Golfers played at the inaugural Caliber Classic to raise nearly $60,000 to help the American Heart Association fight heart disease.
Proceeds from the golf tournament hosted by Caliber Collision at The Tribute at The Colony Golf Club will go toward a $4 million fundraising goal for the 2016 Côtes du Coeur event series, a fundraising campaign held annually in Dallas to benefit the American Heart Association. The event series culminated May 14th with a wine and dinner gala at the Dallas Omni Hotel.

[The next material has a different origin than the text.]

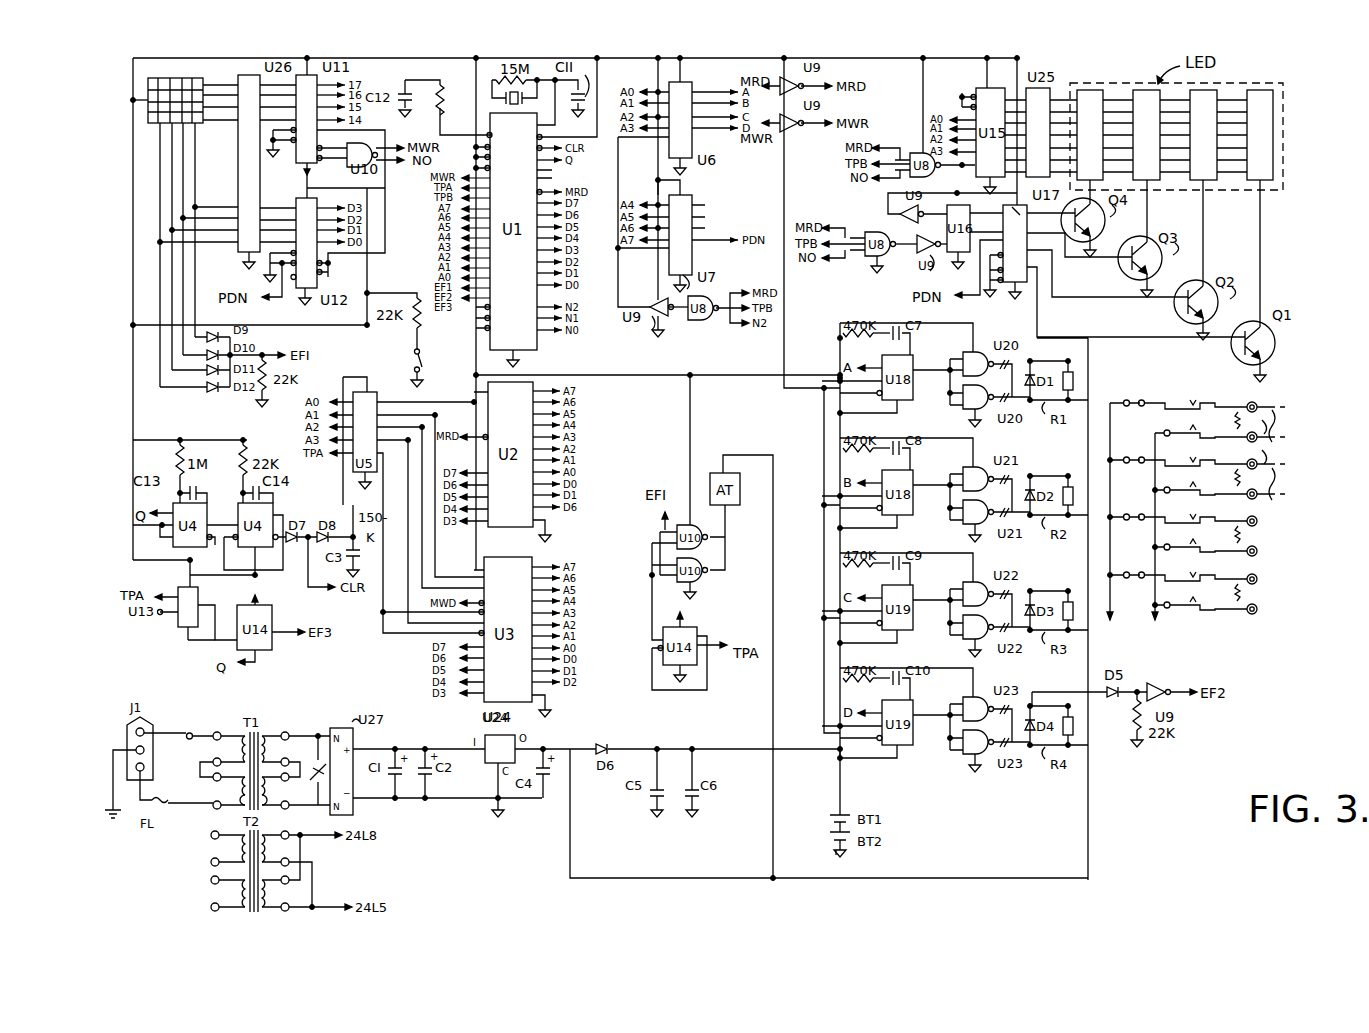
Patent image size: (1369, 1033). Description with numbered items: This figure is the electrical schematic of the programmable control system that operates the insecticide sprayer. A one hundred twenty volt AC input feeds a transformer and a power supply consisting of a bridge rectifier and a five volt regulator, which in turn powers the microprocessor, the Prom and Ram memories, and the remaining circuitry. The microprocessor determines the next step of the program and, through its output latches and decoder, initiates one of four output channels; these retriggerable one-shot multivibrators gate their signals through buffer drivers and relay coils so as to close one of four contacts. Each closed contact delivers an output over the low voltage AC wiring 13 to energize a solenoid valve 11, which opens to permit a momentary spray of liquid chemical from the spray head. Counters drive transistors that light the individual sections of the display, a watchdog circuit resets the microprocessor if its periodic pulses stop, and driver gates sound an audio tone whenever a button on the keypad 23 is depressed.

The 2016 Côtes du Coeur fundraiser is chaired by Caliber Collision CEO Steve Grimshaw and his wife Melissa, who both have been supporting the American Heart Association for over 10 years. Grimshaw has served on the board of the American Heart Association for the past two years.
“It’s my honor and privilege to serve as chair of this year’s Côtes du Coeur,” said Grimshaw. “Caliber Collision is dedicated to restoring the rhythm of lives in every community we serve. I am humbled and grateful to all of our many colleagues, partners and teammates at Caliber Collision who have so generously stepped up to pledge their support to the American Heart Association.”
Key sponsors of the 1st Annual Caliber Classic Golf Tournament include:
- Presenting Sponsor – ProTech Electronics
- Gold Sponsors – LKQ Corporation, PWC and AJ Bart
- Silver Sponsors – Dent Wizard, Garmat, AutoWorks PDR, Global Finishing Solutions and AutoNation Chevrolet
- Over 35 additional local and national business sponsors also signed up to support Caliber’s efforts
“Steve’s leadership and passion is truly inspiring, and we are fortunate to have him and his wife Melissa at the helm of this year’s Côtes du Coeur, which is in its 25th year of raising funds for critical cardiovascular research and heart health educational programs both locally and nationwide,” said Kathryn Allen, regional senior vice president at the American Heart Association.